Film festival submissions sometimes require production notes, pithy essays that chatter on about what a film is all about, where it came from, who did what, how and why it came to be. Below is my attempt, in 250 words, to fill that space on the application form:

"You've got no excuse," a filmmaker friend said to me over cocktails in a fancy hotel on Sunset Boulevard. "Go out, spend a couple of grand, get a camera, Final Cut and start making movies again."

My friend was right, and it wasn't just the Martinis talking. Empowered by a computer upgrade, DV camera and discount eBay software, Flashfilms was born. 40 documentary shorts later, a short story took root combining frustrations of modern urban living, insomnia and migraine headaches into a 12-minute story in the style of the old classic TV shows The Outer Limits and The Twilight Zone.

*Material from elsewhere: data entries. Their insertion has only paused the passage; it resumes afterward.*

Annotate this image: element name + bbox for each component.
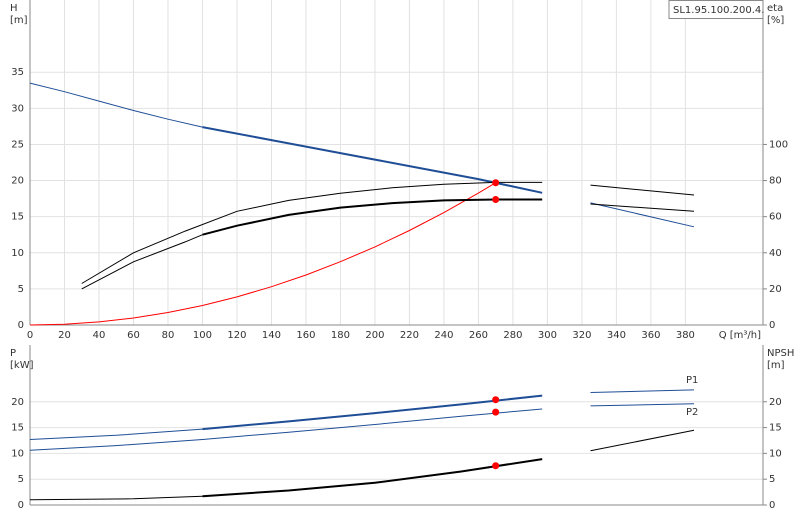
y-axis-label: H [10,3,18,14]
curve [590,389,695,393]
y-tick-label: 15 [11,212,24,223]
duty-point [492,396,500,404]
x-tick-label: 200 [365,330,384,341]
curve [202,458,543,498]
curve [202,126,543,194]
curve-label: P2 [686,407,698,418]
x-tick-label: 240 [434,330,453,341]
x-tick-label: 180 [331,330,350,341]
curve [202,394,543,431]
y2-tick-label: 100 [769,139,788,150]
y2-axis-label: [m] [767,360,785,371]
x-tick-label: 360 [641,330,660,341]
x-tick-label: 300 [538,330,557,341]
y-tick-label: 10 [11,248,24,259]
curve [590,429,695,452]
x-tick-label: 0 [27,330,33,341]
duty-point [492,179,500,187]
curve [29,428,203,440]
x-axis-label: Q [m³/h] [719,330,761,341]
curve [590,203,695,212]
y2-axis-label: [%] [767,15,784,26]
y2-axis-label: NPSH [767,348,794,359]
y-tick-label: 15 [11,423,24,434]
y2-tick-label: 40 [769,248,782,259]
y-tick-label: 0 [18,500,24,511]
y2-tick-label: 5 [769,474,775,485]
curve [590,403,695,407]
x-tick-label: 60 [127,330,140,341]
y2-axis-label: eta [767,3,783,14]
curve [590,202,695,228]
curve [29,408,543,451]
x-tick-label: 120 [227,330,246,341]
x-tick-label: 380 [676,330,695,341]
x-tick-label: 80 [162,330,175,341]
y-axis-label: [m] [10,15,28,26]
y2-tick-label: 0 [769,500,775,511]
y2-tick-label: 80 [769,176,782,187]
x-tick-label: 100 [193,330,212,341]
curve [81,234,203,290]
y-tick-label: 25 [11,139,24,150]
y-axis-label: [kW] [10,360,34,371]
curve [81,181,543,284]
duty-point [492,408,500,416]
y-tick-label: 0 [18,320,24,331]
duty-point [492,196,500,204]
y-axis-label: P [10,348,16,359]
y2-tick-label: 20 [769,284,782,295]
x-tick-label: 140 [262,330,281,341]
curve [202,198,543,236]
curve-label: P1 [686,375,698,386]
y2-tick-label: 10 [769,448,782,459]
curve [29,495,203,501]
title-box [668,0,764,19]
x-tick-label: 260 [469,330,488,341]
chart-title: SL1.95.100.200.4. [673,5,764,16]
x-tick-label: 40 [93,330,106,341]
y-tick-label: 5 [18,284,24,295]
y2-tick-label: 20 [769,397,782,408]
x-tick-label: 220 [400,330,419,341]
y-tick-label: 30 [11,103,24,114]
x-tick-label: 320 [572,330,591,341]
y-tick-label: 20 [11,176,24,187]
curve [29,82,203,128]
x-tick-label: 340 [607,330,626,341]
y-tick-label: 35 [11,67,24,78]
x-tick-label: 280 [503,330,522,341]
y-tick-label: 5 [18,474,24,485]
y2-tick-label: 60 [769,212,782,223]
y2-tick-label: 15 [769,423,782,434]
duty-point [492,462,500,470]
y-tick-label: 20 [11,397,24,408]
x-tick-label: 20 [58,330,71,341]
y-tick-label: 10 [11,448,24,459]
curve [29,182,496,326]
curve [590,184,695,196]
x-tick-label: 160 [296,330,315,341]
y2-tick-label: 0 [769,320,775,331]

The result was The Glitch, a digital short movie about Harry Owen (Scott Charles), a man who experiences a strange anomaly in his daily insomniac workaholic routine. To explain any more would spoil any attempt at walking in the shadows of the great genre writers Joseph Stefano, Richard Matheson, Rod Serling and their contemporaries who tapped the zeitgeist of the technological age with gothic tales of technology and morality gone awry – with a sting in the tale.

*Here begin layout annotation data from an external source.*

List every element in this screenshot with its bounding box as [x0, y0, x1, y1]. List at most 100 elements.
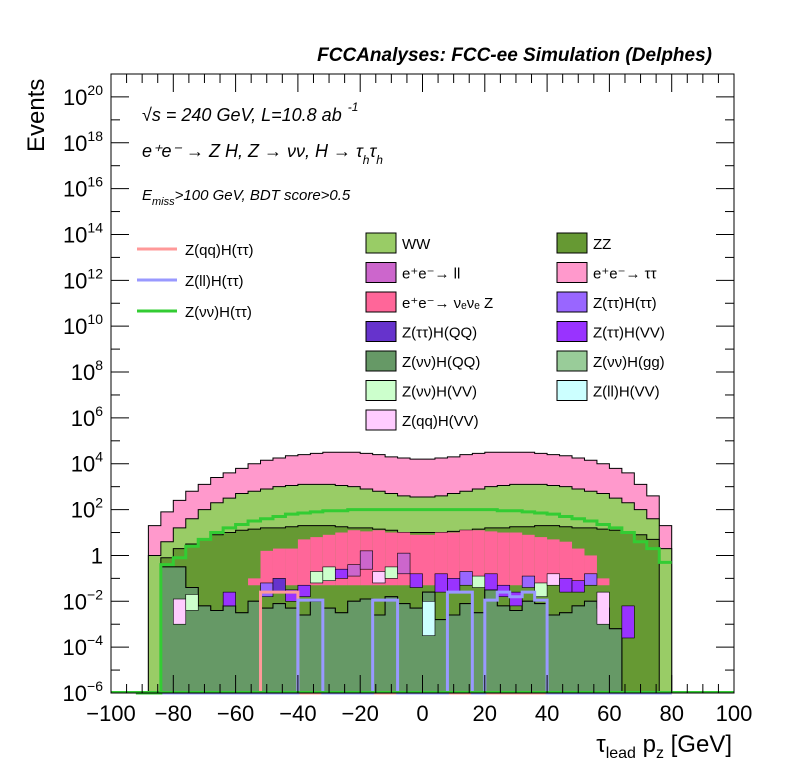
minor-bar — [297, 584, 311, 598]
minor-bar — [521, 575, 535, 588]
ee-nunu-z-bin — [260, 550, 273, 586]
x-tick-label: −60 — [217, 701, 254, 726]
legend-box-label: e⁺e⁻→ ττ — [593, 266, 657, 283]
signal-line — [135, 508, 672, 695]
minor-bar — [434, 573, 448, 593]
ee-nunu-z-bin — [596, 578, 610, 586]
legend-box-swatch — [556, 350, 588, 372]
annotation-process: e⁺e⁻ → Z H, Z → νν, H → τhτh — [142, 141, 383, 167]
x-tick-label: −100 — [86, 701, 136, 726]
stack-znunu-hqq-top — [135, 566, 672, 694]
ee-nunu-z-bin — [522, 534, 535, 586]
legend-box-swatch — [556, 262, 588, 283]
legend-box-label: e⁺e⁻→ ll — [402, 266, 460, 283]
legend-box-label: WW — [402, 236, 431, 253]
ee-nunu-z-bin — [559, 541, 573, 586]
y-tick-label: 104 — [71, 449, 103, 477]
x-tick-label: 0 — [416, 701, 428, 726]
x-tick-label: 60 — [597, 701, 621, 726]
y-tick-label: 1014 — [63, 219, 103, 247]
legend-line-label: Z(ll)H(ττ) — [185, 273, 244, 290]
minor-bar — [621, 605, 635, 639]
y-tick-label: 1016 — [63, 174, 103, 202]
x-tick-label: −20 — [342, 701, 379, 726]
annotation-energy-lumi: √s = 240 GeV, L=10.8 ab -1 — [142, 100, 358, 125]
ee-nunu-z-bin — [422, 534, 435, 586]
minor-bar — [322, 566, 336, 581]
ee-nunu-z-bin — [534, 537, 548, 586]
minor-bar — [571, 580, 585, 593]
legend-box-swatch — [365, 409, 397, 431]
minor-bar — [546, 573, 560, 586]
legend-box-swatch — [365, 291, 397, 313]
ee-nunu-z-bin — [248, 578, 261, 586]
legend-box-label: Z(νν)H(VV) — [402, 384, 477, 401]
minor-bar — [347, 564, 361, 577]
legend-box-swatch — [365, 262, 397, 283]
ee-nunu-z-bin — [447, 532, 460, 586]
minor-bar — [397, 552, 411, 575]
y-tick-label: 1010 — [63, 311, 103, 339]
annotation-selection: Emiss>100 GeV, BDT score>0.5 — [142, 187, 351, 208]
x-tick-label: 40 — [535, 701, 559, 726]
minor-bar — [310, 571, 324, 584]
legend-box-label: Z(νν)H(QQ) — [402, 354, 480, 371]
legend-box-label: Z(qq)H(VV) — [402, 413, 479, 430]
ee-nunu-z-bin — [272, 548, 286, 586]
minor-bar — [334, 568, 349, 579]
y-tick-label: 1020 — [63, 82, 103, 110]
ee-nunu-z-bin — [572, 548, 585, 586]
ee-nunu-z-bin — [347, 530, 361, 586]
chart-title: FCCAnalyses: FCC-ee Simulation (Delphes) — [317, 45, 712, 66]
x-axis-title: τlead pz [GeV] — [596, 731, 732, 762]
y-tick-label: 102 — [71, 495, 103, 523]
legend-box-label: Z(ττ)H(VV) — [593, 325, 665, 342]
legend-box-label: ZZ — [593, 236, 611, 253]
minor-bar — [509, 591, 523, 607]
ee-nunu-z-bin — [434, 532, 448, 586]
y-tick-label: 1018 — [63, 128, 103, 156]
y-tick-label: 106 — [71, 403, 103, 431]
legend-box-label: Z(νν)H(gg) — [593, 354, 665, 371]
minor-bar — [596, 591, 610, 625]
legend-box-label: Z(ll)H(VV) — [593, 384, 660, 401]
minor-bar — [272, 578, 286, 593]
legend-box-swatch — [365, 232, 397, 254]
legend-box-swatch — [365, 380, 397, 401]
ee-nunu-z-bin — [509, 532, 523, 586]
y-tick-label: 108 — [71, 357, 103, 385]
ee-nunu-z-bin — [410, 534, 423, 586]
minor-bar — [409, 573, 423, 588]
minor-bar — [384, 566, 398, 579]
y-tick-label: 1 — [91, 543, 103, 568]
legend-backgrounds: WW ZZ e⁺e⁻→ ll e⁺e⁻→ ττ e⁺e⁻→ νₑνₑ Z Z(ττ)H(τ… — [365, 232, 665, 431]
legend-box-swatch — [556, 321, 588, 342]
legend-box-label: Z(ττ)H(QQ) — [402, 325, 477, 342]
minor-bar — [185, 594, 199, 611]
legend-line-label: Z(νν)H(ττ) — [185, 304, 252, 321]
minor-bar — [260, 582, 274, 598]
minor-bar — [559, 578, 573, 593]
minor-bar — [422, 600, 436, 636]
minor-bar — [534, 582, 548, 598]
minor-bar — [359, 550, 373, 570]
y-tick-label: 10−6 — [63, 678, 104, 706]
ee-nunu-z-bin — [484, 531, 498, 586]
ee-nunu-z-bin — [297, 539, 311, 586]
minor-bar — [459, 571, 473, 586]
minor-bar — [447, 578, 461, 593]
ee-nunu-z-bin — [497, 532, 510, 586]
legend-box-swatch — [556, 380, 588, 401]
minor-bar — [222, 591, 236, 607]
legend-box-label: Z(ττ)H(ττ) — [593, 295, 657, 312]
minor-bar — [472, 575, 486, 588]
x-tick-label: −80 — [155, 701, 192, 726]
x-axis: −100 −80 −60 −40 −20 0 20 40 60 80 100 — [86, 74, 752, 726]
legend-box-swatch — [365, 321, 397, 342]
y-tick-label: 1012 — [63, 265, 103, 293]
annotation-block: √s = 240 GeV, L=10.8 ab -1 e⁺e⁻ → Z H, Z … — [142, 100, 383, 208]
y-tick-label: 10−2 — [63, 586, 104, 614]
legend-line-label: Z(qq)H(ττ) — [185, 242, 254, 259]
minor-bar — [372, 571, 386, 584]
ee-nunu-z-bin — [472, 530, 485, 586]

Many talented people made The Glitch a reality. Kudos must go to fearless leading man Scott Charles, who brought to life the many facets of poor Harry Owen; director of photography Tom Gleason, who made so much possible in high definition; composer Laurent Watteau, who channeled the ghosts of Herrmann, Goldsmith and more; and visual effects guru Alex Frisch and the team at Method, who put the glitch in The Glitch.